14 outubro 2025 | 16h13min
O programa ACELERA (Acompanhamento e Logística para o Eficiente e Rápido Acolhimento), conduzido pelo Núcleo de Direitos Humanos (Núcleo V) da Corregedoria-Geral da Justiça (CGJ), registrou melhoria expressiva, ao longo do ano de 2025, nos indicadores afetos ao acompanhamento das ações de destituição do poder familiar com crianças ou adolescentes acolhidos em Santa Catarina.

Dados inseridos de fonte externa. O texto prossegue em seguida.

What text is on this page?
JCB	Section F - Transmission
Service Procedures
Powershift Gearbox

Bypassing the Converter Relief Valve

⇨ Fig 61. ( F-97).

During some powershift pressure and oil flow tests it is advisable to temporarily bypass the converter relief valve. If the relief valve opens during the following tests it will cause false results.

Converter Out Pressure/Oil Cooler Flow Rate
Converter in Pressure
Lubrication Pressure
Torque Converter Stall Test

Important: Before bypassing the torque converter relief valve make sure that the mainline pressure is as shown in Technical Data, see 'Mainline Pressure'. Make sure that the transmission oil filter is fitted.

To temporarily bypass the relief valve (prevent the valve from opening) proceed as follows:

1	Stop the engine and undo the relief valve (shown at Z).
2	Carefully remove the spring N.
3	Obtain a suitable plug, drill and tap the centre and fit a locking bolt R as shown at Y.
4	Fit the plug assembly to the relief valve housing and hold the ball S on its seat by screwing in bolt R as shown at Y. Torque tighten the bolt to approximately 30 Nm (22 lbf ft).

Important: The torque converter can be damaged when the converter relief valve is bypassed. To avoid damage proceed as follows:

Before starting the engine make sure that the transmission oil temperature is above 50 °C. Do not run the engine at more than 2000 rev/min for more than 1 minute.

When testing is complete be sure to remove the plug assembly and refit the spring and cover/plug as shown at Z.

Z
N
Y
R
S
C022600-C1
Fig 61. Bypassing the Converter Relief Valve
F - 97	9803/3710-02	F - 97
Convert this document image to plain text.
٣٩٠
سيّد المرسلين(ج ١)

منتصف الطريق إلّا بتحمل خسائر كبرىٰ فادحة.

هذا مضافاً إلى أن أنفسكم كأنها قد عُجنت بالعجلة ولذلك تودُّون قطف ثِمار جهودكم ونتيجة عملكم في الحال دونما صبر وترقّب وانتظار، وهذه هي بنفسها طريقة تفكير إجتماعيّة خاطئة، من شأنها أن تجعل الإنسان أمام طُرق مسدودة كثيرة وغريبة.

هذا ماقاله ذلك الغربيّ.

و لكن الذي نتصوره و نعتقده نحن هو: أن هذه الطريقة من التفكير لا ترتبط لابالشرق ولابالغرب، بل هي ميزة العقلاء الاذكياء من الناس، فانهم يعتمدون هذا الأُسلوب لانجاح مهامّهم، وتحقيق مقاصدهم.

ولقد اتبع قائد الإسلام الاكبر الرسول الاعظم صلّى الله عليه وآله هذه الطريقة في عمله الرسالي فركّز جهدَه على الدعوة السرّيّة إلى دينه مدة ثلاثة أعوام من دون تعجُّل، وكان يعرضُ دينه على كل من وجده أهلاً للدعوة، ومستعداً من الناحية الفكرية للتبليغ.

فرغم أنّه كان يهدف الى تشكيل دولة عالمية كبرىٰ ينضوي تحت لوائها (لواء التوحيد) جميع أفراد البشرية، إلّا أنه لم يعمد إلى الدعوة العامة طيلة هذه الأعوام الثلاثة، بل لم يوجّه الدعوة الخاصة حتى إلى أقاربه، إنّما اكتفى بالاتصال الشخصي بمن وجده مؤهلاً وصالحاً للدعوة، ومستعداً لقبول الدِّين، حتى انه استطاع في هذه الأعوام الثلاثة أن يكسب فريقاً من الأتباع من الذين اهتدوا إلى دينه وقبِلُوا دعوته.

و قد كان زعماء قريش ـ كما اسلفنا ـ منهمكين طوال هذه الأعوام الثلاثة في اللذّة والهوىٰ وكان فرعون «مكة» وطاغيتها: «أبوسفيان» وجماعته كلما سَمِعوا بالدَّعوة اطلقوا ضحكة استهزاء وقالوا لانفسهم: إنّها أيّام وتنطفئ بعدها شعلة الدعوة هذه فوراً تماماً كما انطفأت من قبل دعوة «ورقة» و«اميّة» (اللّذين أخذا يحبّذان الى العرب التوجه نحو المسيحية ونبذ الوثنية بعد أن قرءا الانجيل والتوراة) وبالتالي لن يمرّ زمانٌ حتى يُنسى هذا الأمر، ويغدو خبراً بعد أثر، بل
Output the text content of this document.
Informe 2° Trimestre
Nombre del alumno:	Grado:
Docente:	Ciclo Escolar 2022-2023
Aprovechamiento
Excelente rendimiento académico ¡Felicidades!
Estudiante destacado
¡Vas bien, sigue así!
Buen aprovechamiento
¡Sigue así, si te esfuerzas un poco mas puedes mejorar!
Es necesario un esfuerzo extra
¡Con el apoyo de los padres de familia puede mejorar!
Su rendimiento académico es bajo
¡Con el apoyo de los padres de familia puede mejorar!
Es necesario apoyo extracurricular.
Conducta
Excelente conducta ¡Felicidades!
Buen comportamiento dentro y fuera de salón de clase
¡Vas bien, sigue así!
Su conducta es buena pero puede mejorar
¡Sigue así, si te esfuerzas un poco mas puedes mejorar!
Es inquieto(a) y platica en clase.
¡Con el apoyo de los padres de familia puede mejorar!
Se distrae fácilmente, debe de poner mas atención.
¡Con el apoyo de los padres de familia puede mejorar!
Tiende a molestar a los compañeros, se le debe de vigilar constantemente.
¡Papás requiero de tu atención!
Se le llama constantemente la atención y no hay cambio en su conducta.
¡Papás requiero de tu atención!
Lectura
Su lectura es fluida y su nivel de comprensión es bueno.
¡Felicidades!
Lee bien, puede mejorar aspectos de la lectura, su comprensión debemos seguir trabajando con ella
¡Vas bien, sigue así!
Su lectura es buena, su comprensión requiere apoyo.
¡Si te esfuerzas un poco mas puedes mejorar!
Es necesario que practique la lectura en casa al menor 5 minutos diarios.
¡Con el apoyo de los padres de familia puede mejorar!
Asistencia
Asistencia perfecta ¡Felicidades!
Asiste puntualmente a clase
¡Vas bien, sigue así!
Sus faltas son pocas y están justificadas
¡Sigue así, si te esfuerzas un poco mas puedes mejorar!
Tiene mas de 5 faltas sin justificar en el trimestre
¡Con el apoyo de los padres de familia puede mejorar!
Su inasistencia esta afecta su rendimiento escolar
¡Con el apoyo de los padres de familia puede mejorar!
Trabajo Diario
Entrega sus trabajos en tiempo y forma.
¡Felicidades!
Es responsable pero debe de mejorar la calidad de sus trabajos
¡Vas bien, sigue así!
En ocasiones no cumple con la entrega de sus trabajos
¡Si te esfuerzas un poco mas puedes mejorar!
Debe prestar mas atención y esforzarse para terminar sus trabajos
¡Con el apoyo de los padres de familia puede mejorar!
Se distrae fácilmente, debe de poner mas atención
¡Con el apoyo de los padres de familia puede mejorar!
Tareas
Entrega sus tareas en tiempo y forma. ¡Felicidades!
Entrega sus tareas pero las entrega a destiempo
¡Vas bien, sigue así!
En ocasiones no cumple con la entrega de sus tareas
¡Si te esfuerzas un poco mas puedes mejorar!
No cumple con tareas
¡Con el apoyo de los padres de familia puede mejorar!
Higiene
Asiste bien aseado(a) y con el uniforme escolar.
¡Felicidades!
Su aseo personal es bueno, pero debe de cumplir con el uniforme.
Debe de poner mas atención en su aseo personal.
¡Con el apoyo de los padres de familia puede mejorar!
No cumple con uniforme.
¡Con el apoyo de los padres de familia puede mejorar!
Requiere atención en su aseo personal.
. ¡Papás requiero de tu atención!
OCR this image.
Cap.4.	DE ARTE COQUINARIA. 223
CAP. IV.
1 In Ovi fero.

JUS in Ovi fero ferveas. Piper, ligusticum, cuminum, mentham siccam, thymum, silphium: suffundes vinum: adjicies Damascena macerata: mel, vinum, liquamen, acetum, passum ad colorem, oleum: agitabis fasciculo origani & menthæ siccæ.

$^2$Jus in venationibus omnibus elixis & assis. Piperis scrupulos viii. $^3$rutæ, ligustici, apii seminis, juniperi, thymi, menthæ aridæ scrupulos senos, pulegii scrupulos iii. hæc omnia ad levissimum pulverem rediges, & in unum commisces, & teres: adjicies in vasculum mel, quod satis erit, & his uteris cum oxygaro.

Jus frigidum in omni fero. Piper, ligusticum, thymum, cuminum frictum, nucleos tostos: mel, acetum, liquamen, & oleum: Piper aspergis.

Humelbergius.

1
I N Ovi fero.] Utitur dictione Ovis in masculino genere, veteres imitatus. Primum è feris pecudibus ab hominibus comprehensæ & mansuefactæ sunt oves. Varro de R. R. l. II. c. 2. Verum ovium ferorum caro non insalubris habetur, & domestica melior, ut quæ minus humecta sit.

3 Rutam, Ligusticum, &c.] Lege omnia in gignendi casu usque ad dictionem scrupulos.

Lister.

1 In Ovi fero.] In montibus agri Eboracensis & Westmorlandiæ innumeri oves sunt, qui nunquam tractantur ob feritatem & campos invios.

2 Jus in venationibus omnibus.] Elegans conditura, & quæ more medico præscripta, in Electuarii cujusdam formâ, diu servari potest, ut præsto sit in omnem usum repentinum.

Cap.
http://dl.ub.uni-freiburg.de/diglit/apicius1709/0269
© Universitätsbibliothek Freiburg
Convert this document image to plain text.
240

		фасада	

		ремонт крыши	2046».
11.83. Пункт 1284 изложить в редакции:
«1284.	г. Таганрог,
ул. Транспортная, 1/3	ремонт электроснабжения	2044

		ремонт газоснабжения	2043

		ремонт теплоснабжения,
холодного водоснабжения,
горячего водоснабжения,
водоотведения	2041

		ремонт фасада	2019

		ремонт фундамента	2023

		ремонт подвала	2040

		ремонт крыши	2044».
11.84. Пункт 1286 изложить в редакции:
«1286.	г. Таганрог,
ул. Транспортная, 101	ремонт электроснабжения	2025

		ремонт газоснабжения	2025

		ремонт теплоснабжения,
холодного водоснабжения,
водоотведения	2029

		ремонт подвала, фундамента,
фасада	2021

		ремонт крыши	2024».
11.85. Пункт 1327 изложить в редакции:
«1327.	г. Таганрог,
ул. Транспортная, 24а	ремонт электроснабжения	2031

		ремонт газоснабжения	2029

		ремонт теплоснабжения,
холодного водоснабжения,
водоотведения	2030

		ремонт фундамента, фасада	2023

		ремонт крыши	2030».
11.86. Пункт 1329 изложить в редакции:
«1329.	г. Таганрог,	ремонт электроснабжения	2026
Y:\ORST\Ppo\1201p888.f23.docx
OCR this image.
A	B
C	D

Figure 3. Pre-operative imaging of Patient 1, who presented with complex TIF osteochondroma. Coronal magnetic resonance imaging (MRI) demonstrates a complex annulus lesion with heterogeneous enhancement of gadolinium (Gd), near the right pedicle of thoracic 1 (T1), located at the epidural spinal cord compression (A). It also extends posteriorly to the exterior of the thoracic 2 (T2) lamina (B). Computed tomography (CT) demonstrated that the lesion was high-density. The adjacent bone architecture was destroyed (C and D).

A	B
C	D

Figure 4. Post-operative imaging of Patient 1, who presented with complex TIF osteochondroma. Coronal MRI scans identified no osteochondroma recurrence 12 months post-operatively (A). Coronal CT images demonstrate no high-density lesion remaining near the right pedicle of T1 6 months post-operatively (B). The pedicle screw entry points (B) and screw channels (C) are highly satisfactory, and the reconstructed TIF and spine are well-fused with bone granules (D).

Conforme dados jurimétricos do Núcleo de Monitoramento de Perfil de Demandas e Estatística (Numopede), o número de processos de destituição do poder familiar com crianças ou adolescentes acolhidos em trâmite teve redução de 33,14% entre os meses de março e setembro deste ano. No mesmo período, observou-se que o número de processos fora do prazo legal − isto é, com tramitação superior ao interregno de 120 dias disposto no Estatuto da Criança e do Adolescente − caiu 54,55%.
Outro destaque foi a redução do indicador correlato ao tempo médio de tramitação dos processos ativos de destituição do poder familiar com crianças ou adolescentes acolhidos, que caiu de 171 dias em março de 2025 para 109 dias em setembro do mesmo ano − passando a figurar abaixo, portanto, do limite de 120 dias disposto na legislação de regência (art. 163 da Lei n. 8.069/1990).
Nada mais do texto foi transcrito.